# New Russian Blue



## MayaHansBlue (Jan 26, 2015)

Hi! 

I had two cats previously - one sugar cat who passed 8 years ago and her brother who passed three years ago this month. I am finally ready to open my home to another cat. 

I am looking to adopt a Russian Blue kitten for my 7 yo son and I and so came here for advice/direction.


----------



## dt8thd (Jan 7, 2013)

Hi MayaHansBlue, welcome to the forum!  I'm sorry for the losses of your previous two cats. Sometimes it can take awhile to feel emotionally ready for a new kitty after a loss, but I'm glad that you've reached a point where you feel ready.
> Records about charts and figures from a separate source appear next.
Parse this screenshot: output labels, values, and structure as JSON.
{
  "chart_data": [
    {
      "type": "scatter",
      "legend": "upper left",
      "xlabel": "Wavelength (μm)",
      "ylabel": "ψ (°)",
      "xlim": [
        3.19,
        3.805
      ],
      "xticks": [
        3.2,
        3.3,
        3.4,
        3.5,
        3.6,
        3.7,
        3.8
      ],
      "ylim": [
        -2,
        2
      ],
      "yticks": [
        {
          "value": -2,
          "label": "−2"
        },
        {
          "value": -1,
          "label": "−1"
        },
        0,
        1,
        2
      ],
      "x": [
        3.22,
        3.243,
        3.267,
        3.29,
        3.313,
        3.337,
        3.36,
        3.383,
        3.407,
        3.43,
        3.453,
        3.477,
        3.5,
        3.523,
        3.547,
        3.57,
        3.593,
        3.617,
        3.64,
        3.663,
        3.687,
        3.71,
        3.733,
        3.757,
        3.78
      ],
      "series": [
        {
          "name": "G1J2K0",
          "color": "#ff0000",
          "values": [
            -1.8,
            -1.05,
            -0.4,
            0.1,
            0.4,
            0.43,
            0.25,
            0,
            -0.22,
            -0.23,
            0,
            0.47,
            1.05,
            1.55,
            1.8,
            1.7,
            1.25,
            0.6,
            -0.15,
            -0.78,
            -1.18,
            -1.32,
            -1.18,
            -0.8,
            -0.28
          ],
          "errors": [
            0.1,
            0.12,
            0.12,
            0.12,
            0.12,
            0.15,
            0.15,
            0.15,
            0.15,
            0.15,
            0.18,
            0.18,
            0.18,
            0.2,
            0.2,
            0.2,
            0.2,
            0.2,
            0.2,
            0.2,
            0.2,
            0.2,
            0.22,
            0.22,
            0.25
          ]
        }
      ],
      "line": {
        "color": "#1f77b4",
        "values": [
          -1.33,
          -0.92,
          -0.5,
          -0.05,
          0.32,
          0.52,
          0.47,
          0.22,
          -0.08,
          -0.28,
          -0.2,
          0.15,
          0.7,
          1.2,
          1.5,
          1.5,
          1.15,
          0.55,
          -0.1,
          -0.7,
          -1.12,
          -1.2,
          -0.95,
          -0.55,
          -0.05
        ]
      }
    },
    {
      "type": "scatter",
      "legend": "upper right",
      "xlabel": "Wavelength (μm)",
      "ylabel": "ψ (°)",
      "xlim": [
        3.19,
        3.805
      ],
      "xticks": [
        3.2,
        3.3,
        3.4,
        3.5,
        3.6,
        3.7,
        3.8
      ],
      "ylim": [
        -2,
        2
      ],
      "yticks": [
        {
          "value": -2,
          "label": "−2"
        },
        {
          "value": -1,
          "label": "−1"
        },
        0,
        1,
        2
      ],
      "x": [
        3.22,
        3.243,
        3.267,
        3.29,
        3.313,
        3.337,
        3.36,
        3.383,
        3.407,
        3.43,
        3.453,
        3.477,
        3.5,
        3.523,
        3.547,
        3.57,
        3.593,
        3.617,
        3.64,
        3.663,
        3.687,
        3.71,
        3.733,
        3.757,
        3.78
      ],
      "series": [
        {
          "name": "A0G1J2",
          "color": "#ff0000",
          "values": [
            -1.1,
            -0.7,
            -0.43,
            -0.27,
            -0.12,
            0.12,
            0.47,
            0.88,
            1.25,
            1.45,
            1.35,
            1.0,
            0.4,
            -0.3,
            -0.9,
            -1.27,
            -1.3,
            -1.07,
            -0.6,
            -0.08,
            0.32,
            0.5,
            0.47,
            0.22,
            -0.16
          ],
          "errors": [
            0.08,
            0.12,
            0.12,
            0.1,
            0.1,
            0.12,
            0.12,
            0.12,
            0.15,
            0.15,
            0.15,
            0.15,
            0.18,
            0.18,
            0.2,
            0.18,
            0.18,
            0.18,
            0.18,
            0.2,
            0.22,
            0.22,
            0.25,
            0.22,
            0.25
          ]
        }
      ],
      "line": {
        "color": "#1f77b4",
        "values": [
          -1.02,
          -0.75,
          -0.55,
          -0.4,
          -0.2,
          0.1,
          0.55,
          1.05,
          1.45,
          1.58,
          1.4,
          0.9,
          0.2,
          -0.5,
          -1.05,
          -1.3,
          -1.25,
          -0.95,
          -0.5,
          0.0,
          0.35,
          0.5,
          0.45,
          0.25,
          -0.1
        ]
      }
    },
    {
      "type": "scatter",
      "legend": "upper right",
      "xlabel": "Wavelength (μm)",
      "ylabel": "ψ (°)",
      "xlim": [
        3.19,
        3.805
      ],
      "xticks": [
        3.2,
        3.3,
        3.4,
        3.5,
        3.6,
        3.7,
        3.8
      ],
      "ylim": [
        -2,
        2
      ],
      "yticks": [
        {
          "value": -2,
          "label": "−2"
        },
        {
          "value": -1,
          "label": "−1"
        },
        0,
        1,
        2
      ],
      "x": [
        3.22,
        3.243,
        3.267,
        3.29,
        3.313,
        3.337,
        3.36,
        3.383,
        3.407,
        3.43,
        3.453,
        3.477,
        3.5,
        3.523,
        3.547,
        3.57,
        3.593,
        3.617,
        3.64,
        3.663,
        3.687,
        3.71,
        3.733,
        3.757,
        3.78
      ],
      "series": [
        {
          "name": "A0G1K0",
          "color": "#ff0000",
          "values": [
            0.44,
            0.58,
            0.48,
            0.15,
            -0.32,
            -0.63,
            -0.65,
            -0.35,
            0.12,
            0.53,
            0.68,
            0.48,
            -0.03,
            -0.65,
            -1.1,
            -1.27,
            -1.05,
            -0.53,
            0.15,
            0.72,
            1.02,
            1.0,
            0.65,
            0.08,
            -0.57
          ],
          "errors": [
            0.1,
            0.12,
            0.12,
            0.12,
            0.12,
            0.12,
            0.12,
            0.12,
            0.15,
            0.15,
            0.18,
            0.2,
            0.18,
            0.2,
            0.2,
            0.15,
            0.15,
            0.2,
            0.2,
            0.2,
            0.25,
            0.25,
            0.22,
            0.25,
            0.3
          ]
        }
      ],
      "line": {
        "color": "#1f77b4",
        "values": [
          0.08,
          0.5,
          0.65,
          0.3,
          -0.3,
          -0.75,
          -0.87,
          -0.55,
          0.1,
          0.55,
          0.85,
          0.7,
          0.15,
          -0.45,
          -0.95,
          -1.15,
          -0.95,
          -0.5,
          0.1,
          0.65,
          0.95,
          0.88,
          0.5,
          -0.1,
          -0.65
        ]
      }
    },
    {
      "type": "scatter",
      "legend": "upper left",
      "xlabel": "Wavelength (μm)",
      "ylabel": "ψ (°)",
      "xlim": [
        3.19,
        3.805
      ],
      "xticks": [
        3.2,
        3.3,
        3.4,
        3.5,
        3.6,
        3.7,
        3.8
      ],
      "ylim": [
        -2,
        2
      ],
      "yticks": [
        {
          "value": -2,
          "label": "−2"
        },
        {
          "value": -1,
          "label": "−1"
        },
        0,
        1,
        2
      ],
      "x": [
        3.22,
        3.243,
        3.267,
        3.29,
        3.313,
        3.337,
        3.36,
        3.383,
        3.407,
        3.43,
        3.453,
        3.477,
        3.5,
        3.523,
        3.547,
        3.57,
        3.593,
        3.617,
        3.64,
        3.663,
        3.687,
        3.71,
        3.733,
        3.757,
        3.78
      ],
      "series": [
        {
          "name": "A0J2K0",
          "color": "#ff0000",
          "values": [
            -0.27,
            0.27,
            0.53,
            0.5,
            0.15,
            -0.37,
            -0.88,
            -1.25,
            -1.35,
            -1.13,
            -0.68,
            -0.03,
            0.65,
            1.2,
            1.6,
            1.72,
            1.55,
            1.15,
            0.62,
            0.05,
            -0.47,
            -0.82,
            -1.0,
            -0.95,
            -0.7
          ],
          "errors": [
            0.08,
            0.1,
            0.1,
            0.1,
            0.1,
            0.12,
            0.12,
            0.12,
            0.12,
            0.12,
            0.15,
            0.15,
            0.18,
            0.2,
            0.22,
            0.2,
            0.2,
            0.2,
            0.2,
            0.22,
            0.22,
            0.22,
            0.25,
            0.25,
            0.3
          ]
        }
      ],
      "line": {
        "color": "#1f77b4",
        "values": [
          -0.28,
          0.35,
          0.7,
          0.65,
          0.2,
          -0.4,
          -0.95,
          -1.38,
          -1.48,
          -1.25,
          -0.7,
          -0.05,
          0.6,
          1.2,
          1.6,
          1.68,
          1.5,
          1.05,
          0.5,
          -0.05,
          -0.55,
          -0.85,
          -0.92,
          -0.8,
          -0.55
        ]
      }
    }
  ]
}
I've got a lot of experience with cats, mostly moggies, but I've not ever had a Russian Blue, nor have I ever adopted from a breeder, so I can't give you any firsthand advice on that; although, if you want advice on finding a _reputable_ breeder there are certain litmus tests as well as things to watch out for when decided whom to adopt from--some of which are relevant when adopting any kind of cat, purebred or otherwise, and I _do_ have firsthand experience co-ordinating cat adoptions, so I can probably offer some expertise from that standpoint. Feel free to ask questions and we'll do our best to answer them.  We do have members with purebred cats that may be better able to answer more specific questions about the adoption process when going through a breeder and how to go about finding a reputable one, so they may chime in if they come across this thread.


----------



## koshechka (Jul 14, 2013)

I also don't have any insight of choosing a breeder since my tabbies are from rescue, but just a question. Are you looking for a real Russian Blue or simply a gray domestic short hair? I am just asking because I've seen many people confuse the two (not necessarily you), or just think that every gray cat is a Russian Blue. Shelters for example tend to label every single gray cat "Russian Blue" - they are not, these cats are gray-colored DSH. I also saw a real Russian Blue in a cat show - they have one every year near where I live, and they are quite distinctive. Nothing wrong with just gray DSH, they are beautiful too, as long as this is what you want.


----------